Tuesday, March 28, 2023

Filling The Void

The Maryland Supreme Court has held that volunteer attorneys who aid in the bar admissions process are immune from suit

Volunteer Maryland attorneys, serving on local character committees, play an important role in vetting Maryland Bar applicants. Unfortunately, if an ultimately unsuccessful applicant takes umbrage at the local character committee’s handling of, and recommendation regarding, his or her application, the applicant might seek legal redress against the local character committee member or members. Although there exists strong indication to believe that such a civil claim brought in a circuit court lacked a jurisdictional basis to proceed, we could find no reported Maryland case holding explicitly that local character committee members were immune from such an action. This case fills that void.

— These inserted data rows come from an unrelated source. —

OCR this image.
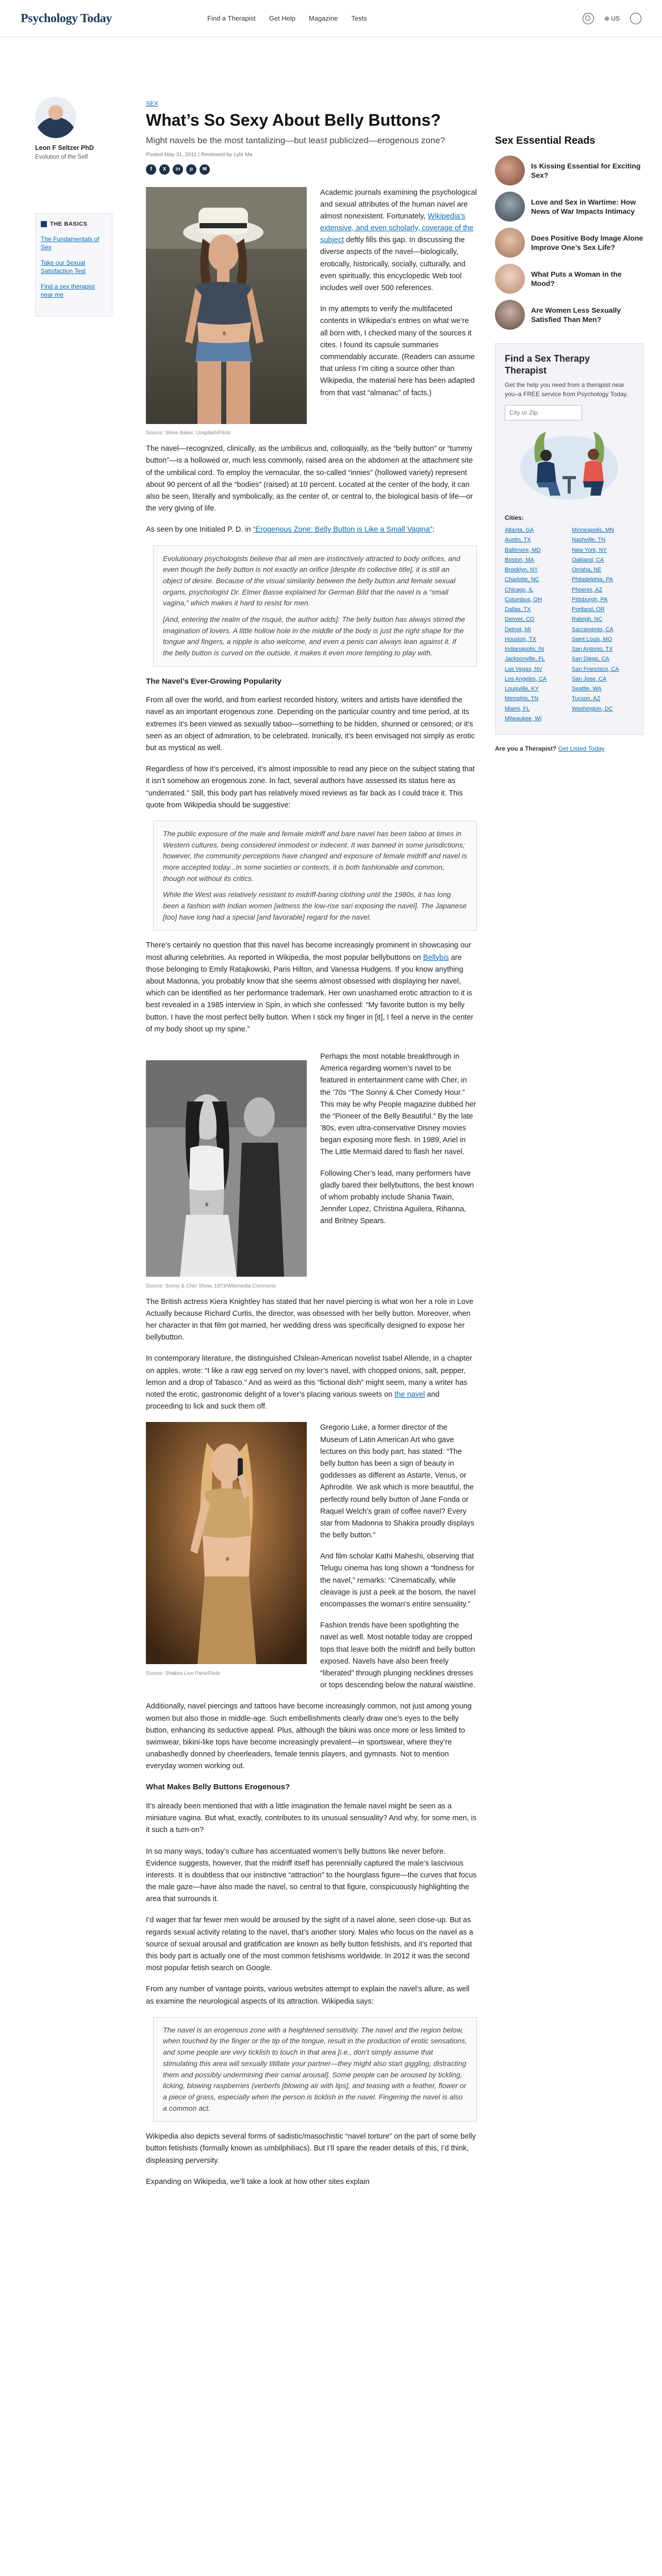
Psychology Today	Find a Therapist Get Help Magazine Tests	⊕ US
Leon F Seltzer PhD
Evolution of the Self
THE BASICS
The Fundamentals of Sex
Take our Sexual Satisfaction Test
Find a sex therapist near me
SEX
What’s So Sexy About Belly Buttons?
Might navels be the most tantalizing—but least publicized—erogenous zone?
Posted May 31, 2011 | Reviewed by Lybi Ma
f	X	in	p	✉
Source: Steve Baker, Unsplash/Flickr

Academic journals examining the psychological and sexual attributes of the human navel are almost nonexistent. Fortunately, Wikipedia’s extensive, and even scholarly, coverage of the subject deftly fills this gap. In discussing the diverse aspects of the navel—biologically, erotically, historically, socially, culturally, and even spiritually, this encyclopedic Web tool includes well over 500 references.

In my attempts to verify the multifaceted contents in Wikipedia’s entries on what we’re all born with, I checked many of the sources it cites. I found its capsule summaries commendably accurate. (Readers can assume that unless I’m citing a source other than Wikipedia, the material here has been adapted from that vast “almanac” of facts.)

The navel—recognized, clinically, as the umbilicus and, colloquially, as the “belly button” or “tummy button”—is a hollowed or, much less commonly, raised area on the abdomen at the attachment site of the umbilical cord. To employ the vernacular, the so-called “innies” (hollowed variety) represent about 90 percent of all the “bodies” (raised) at 10 percent. Located at the center of the body, it can also be seen, literally and symbolically, as the center of, or central to, the biological basis of life—or the very giving of life.

As seen by one Initialed P. D. in “Erogenous Zone: Belly Button is Like a Small Vagina”:

Evolutionary psychologists believe that all men are instinctively attracted to body orifices, and even though the belly button is not exactly an orifice [despite its collective title], it is still an object of desire. Because of the visual similarity between the belly button and female sexual organs, psychologist Dr. Elmer Basse explained for German Bild that the navel is a “small vagina,” which makes it hard to resist for men.

[And, entering the realm of the risqué, the author adds]: The belly button has always stirred the imagination of lovers. A little hollow hole in the middle of the body is just the right shape for the tongue and fingers, a nipple is also welcome, and even a penis can always lean against it. If the belly button is curved on the outside, it makes it even more tempting to play with.

The Navel’s Ever-Growing Popularity

From all over the world, and from earliest recorded history, writers and artists have identified the navel as an important erogenous zone. Depending on the particular country and time period, at its extremes it’s been viewed as sexually taboo—something to be hidden, shunned or censored; or it’s seen as an object of admiration, to be celebrated. Ironically, it’s been envisaged not simply as erotic but as mystical as well.

Regardless of how it’s perceived, it’s almost impossible to read any piece on the subject stating that it isn’t somehow an erogenous zone. In fact, several authors have assessed its status here as “underrated.” Still, this body part has relatively mixed reviews as far back as I could trace it. This quote from Wikipedia should be suggestive:

The public exposure of the male and female midriff and bare navel has been taboo at times in Western cultures, being considered immodest or indecent. It was banned in some jurisdictions; however, the community perceptions have changed and exposure of female midriff and navel is more accepted today...In some societies or contexts, it is both fashionable and common, though not without its critics.

While the West was relatively resistant to midriff-baring clothing until the 1980s, it has long been a fashion with Indian women [witness the low-rise sari exposing the navel]. The Japanese [too] have long had a special [and favorable] regard for the navel.

There’s certainly no question that this navel has become increasingly prominent in showcasing our most alluring celebrities. As reported in Wikipedia, the most popular bellybuttons on Bellybis are those belonging to Emily Ratajkowski, Paris Hilton, and Vanessa Hudgens. If you know anything about Madonna, you probably know that she seems almost obsessed with displaying her navel, which can be identified as her performance trademark. Her own unashamed erotic attraction to it is best revealed in a 1985 interview in Spin, in which she confessed: “My favorite button is my belly button. I have the most perfect belly button. When I stick my finger in [it], I feel a nerve in the center of my body shoot up my spine.”

Source: Sonny & Cher Show, 1973/Wikimedia Commons

Perhaps the most notable breakthrough in America regarding women’s navel to be featured in entertainment came with Cher, in the ’70s “The Sonny & Cher Comedy Hour.” This may be why People magazine dubbed her the “Pioneer of the Belly Beautiful.” By the late ’80s, even ultra-conservative Disney movies began exposing more flesh. In 1989, Ariel in The Little Mermaid dared to flash her navel.

Following Cher’s lead, many performers have gladly bared their bellybuttons, the best known of whom probably include Shania Twain, Jennifer Lopez, Christina Aguilera, Rihanna, and Britney Spears.

The British actress Kiera Knightley has stated that her navel piercing is what won her a role in Love Actually because Richard Curtis, the director, was obsessed with her belly button. Moreover, when her character in that film got married, her wedding dress was specifically designed to expose her bellybutton.

In contemporary literature, the distinguished Chilean-American novelist Isabel Allende, in a chapter on apples, wrote: “I like a raw egg served on my lover’s navel, with chopped onions, salt, pepper, lemon and a drop of Tabasco.” And as weird as this “fictional dish” might seem, many a writer has noted the erotic, gastronomic delight of a lover’s placing various sweets on the navel and proceeding to lick and suck them off.

Source: Shakira Live Paris/Flickr

Gregorio Luke, a former director of the Museum of Latin American Art who gave lectures on this body part, has stated: “The belly button has been a sign of beauty in goddesses as different as Astarte, Venus, or Aphrodite. We ask which is more beautiful, the perfectly round belly button of Jane Fonda or Raquel Welch’s grain of coffee navel? Every star from Madonna to Shakira proudly displays the belly button.”

And film scholar Kathi Maheshi, observing that Telugu cinema has long shown a “fondness for the navel,” remarks: “Cinematically, while cleavage is just a peek at the bosom, the navel encompasses the woman’s entire sensuality.”

Fashion trends have been spotlighting the navel as well. Most notable today are cropped tops that leave both the midriff and belly button exposed. Navels have also been freely “liberated” through plunging necklines dresses or tops descending below the natural waistline.

Additionally, navel piercings and tattoos have become increasingly common, not just among young women but also those in middle-age. Such embellishments clearly draw one’s eyes to the belly button, enhancing its seductive appeal. Plus, although the bikini was once more or less limited to swimwear, bikini-like tops have become increasingly prevalent—in sportswear, where they’re unabashedly donned by cheerleaders, female tennis players, and gymnasts. Not to mention everyday women working out.

What Makes Belly Buttons Erogenous?

It’s already been mentioned that with a little imagination the female navel might be seen as a miniature vagina. But what, exactly, contributes to its unusual sensuality? And why, for some men, is it such a turn-on?

In so many ways, today’s culture has accentuated women’s belly buttons like never before. Evidence suggests, however, that the midriff itself has perennially captured the male’s lascivious interests. It is doubtless that our instinctive “attraction” to the hourglass figure—the curves that focus the male gaze—have also made the navel, so central to that figure, conspicuously highlighting the area that surrounds it.

I’d wager that far fewer men would be aroused by the sight of a navel alone, seen close-up. But as regards sexual activity relating to the navel, that’s another story. Males who focus on the navel as a source of sexual arousal and gratification are known as belly button fetishists, and it’s reported that this body part is actually one of the most common fetishisms worldwide. In 2012 it was the second most popular fetish search on Google.

From any number of vantage points, various websites attempt to explain the navel’s allure, as well as examine the neurological aspects of its attraction. Wikipedia says:

The navel is an erogenous zone with a heightened sensitivity. The navel and the region below, when touched by the finger or the tip of the tongue, result in the production of erotic sensations, and some people are very ticklish to touch in that area [i.e., don’t simply assume that stimulating this area will sexually titillate your partner—they might also start giggling, distracting them and possibly undermining their carnal arousal]. Some people can be aroused by tickling, licking, blowing raspberries (verberfs [blowing air with lips], and teasing with a feather, flower or a piece of grass, especially when the person is ticklish in the navel. Fingering the navel is also a common act.

Wikipedia also depicts several forms of sadistic/masochistic “navel torture” on the part of some belly button fetishists (formally known as umbilphiliacs). But I’ll spare the reader details of this, I’d think, displeasing perversity.

Expanding on Wikipedia, we’ll take a look at how other sites explain

Sex Essential Reads
Is Kissing Essential for Exciting Sex?
Love and Sex in Wartime: How News of War Impacts Intimacy
Does Positive Body Image Alone Improve One’s Sex Life?
What Puts a Woman in the Mood?
Are Women Less Sexually Satisfied Than Men?
Find a Sex Therapy Therapist
Get the help you need from a therapist near you–a FREE service from Psychology Today.
City or Zip
Cities:
Atlanta, GA	Minneapolis, MN
Austin, TX	Nashville, TN
Baltimore, MD	New York, NY
Boston, MA	Oakland, CA
Brooklyn, NY	Omaha, NE
Charlotte, NC	Philadelphia, PA
Chicago, IL	Phoenix, AZ
Columbus, OH	Pittsburgh, PA
Dallas, TX	Portland, OR
Denver, CO	Raleigh, NC
Detroit, MI	Sacramento, CA
Houston, TX	Saint Louis, MO
Indianapolis, IN	San Antonio, TX
Jacksonville, FL	San Diego, CA
Las Vegas, NV	San Francisco, CA
Los Angeles, CA	San Jose, CA
Louisville, KY	Seattle, WA
Memphis, TN	Tucson, AZ
Miami, FL	Washington, DC
Milwaukee, WI
Are you a Therapist? Get Listed Today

In essence, the applicant in Kimmer and Phillips both sought to use other laws—the ADA there, and state tort law here—as a Trojan horse to smuggle their complaints about bar-admission-related matters into a circuit court. The Supreme Court stated clearly that it has “no intention of relinquishing [its jurisdiction] to any degree or extent.” Id. The circuit court here recognized correctly that allowing an applicant to sue personally the members of a local character committee for acts performed as part of that role would be participating in the undermining of the Supreme Court’s exclusive jurisdiction. It did not err by refusing to do so.